La session n'était pas encore terminée, qu'un nouvel attentat contre la vie du Roi vint réveiller brusquement M. Thiers de son optimisme. Le 25 juin 1836, à six heures du soir, Louis-Philippe, accompagné de la Reine et de Madame Adélaïde, sortait en voiture des Tuileries, quand une détonation se fit entendre.

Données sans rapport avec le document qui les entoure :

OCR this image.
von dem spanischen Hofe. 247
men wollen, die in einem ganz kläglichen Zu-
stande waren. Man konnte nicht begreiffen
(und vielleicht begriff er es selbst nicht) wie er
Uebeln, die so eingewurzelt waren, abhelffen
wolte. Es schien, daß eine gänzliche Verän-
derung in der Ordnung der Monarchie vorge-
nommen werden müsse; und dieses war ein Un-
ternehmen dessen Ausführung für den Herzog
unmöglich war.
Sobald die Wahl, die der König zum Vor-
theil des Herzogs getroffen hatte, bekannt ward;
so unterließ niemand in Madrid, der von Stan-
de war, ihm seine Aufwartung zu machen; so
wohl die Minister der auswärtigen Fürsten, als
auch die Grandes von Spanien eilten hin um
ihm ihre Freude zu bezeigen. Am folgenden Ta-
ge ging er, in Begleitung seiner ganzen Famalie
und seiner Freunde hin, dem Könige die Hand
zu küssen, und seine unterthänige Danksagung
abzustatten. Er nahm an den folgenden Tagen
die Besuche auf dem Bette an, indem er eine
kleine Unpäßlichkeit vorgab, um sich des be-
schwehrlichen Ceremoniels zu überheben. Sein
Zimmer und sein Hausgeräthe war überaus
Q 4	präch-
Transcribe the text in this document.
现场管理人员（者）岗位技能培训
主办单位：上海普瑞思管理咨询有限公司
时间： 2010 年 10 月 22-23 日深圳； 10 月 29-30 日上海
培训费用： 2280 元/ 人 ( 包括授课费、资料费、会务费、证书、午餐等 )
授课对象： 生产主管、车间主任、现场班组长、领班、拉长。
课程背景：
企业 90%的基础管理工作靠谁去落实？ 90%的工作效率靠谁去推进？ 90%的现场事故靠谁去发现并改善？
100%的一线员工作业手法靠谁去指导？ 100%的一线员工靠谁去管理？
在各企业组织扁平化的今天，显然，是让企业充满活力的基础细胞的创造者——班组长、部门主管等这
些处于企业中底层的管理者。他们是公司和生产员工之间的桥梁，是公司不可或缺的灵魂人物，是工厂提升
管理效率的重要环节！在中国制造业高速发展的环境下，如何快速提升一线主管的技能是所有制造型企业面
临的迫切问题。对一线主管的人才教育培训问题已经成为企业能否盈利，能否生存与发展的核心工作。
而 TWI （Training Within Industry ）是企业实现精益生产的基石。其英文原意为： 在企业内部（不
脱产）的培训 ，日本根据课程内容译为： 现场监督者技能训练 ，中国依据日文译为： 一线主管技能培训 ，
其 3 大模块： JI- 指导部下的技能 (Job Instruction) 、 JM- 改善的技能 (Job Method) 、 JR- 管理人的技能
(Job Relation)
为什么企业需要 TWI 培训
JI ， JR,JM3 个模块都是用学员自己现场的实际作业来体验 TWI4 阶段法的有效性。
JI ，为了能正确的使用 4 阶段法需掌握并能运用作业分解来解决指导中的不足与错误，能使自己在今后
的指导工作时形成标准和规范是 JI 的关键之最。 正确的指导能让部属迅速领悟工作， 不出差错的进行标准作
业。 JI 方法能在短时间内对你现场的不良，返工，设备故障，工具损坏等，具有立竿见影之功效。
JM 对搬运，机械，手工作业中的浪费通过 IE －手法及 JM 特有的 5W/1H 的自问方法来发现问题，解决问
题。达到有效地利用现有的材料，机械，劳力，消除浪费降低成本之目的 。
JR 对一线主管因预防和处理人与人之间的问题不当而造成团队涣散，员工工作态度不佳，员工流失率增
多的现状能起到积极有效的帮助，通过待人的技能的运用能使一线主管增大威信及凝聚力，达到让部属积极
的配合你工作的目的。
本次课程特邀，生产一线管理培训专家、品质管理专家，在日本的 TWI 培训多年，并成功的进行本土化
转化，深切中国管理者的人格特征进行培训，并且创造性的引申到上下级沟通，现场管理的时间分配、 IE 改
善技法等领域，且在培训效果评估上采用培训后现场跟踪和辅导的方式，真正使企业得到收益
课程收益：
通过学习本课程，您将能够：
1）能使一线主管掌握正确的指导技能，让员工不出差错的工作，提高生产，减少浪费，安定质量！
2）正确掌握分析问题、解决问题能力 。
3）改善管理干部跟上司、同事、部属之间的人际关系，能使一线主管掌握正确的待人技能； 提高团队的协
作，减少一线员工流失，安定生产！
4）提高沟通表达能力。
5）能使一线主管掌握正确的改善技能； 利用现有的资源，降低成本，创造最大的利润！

Le coup était tiré de si près, que la voiture fut remplie de fumée; les balles effleurèrent la tête du Roi: personne cependant ne fut blessé. L'assassin, aussitôt reconnu et arrêté, encore porteur d'une canne-fusil, se trouvait être un jeune homme de vingt-six ans, d'une figure régulière et calme, nommé Louis Alibaud; ancien sous-officier, ayant reçu quelque instruction, non sans courage, il s'était jeté, sous l'excitation de 1830, dans les idées démagogiques, et s'y était comme infecté d'un fanatisme sombre, sauvage, haineux, qui avait absolument perverti son esprit et sa conscience. Interrogé tout d'abord sur le mobile de son crime: «J'ai voulu tuer le Roi, dit-il, parce qu'il est l'ennemi du peuple. J'étais malheureux par la faute du gouvernement; et, comme le Roi en est le chef, j'ai résolu de le tuer.» Plus tard, devant la Chambre des pairs, à laquelle il fut déféré, il répondit au président, qui lui demandait depuis quand il avait formé son criminel dessein: «Depuis que le Roi a mis Paris en état de siége, qu'il a voulu gouverner au lieu de régner; depuis qu'il a fait massacrer les citoyens dans les rues de Lyon et au cloître Saint-Merry. Son règne est un règne de sang, un règne infâme.» Appelé à répondre à l'accusation, il déclara, avec un orgueil farouche, «n'avoir jamais eu l'idée de disputer sa tête», et se posa en homme qui, ayant perdu la partie, ne se refuse pas à payer l'enjeu; il prétendit seulement lire, sous couleur de défense, une revendication hautaine du droit de régicide. Dans sa prison, pendant que l'aumônier lui parlait de Jésus-Christ, il murmurait tout bas: «Jésus-Christ était démocrate comme moi, et, s'il l'eût fallu, comme moi, il fût devenu régicide.» Condamné à la peine des parricides, il monta sans faiblesse sur l'échafaud: «Je meurs pour la liberté, s'écria-t-il, pour le bien de l'humanité, pour l'extinction de l'infâme monarchie!»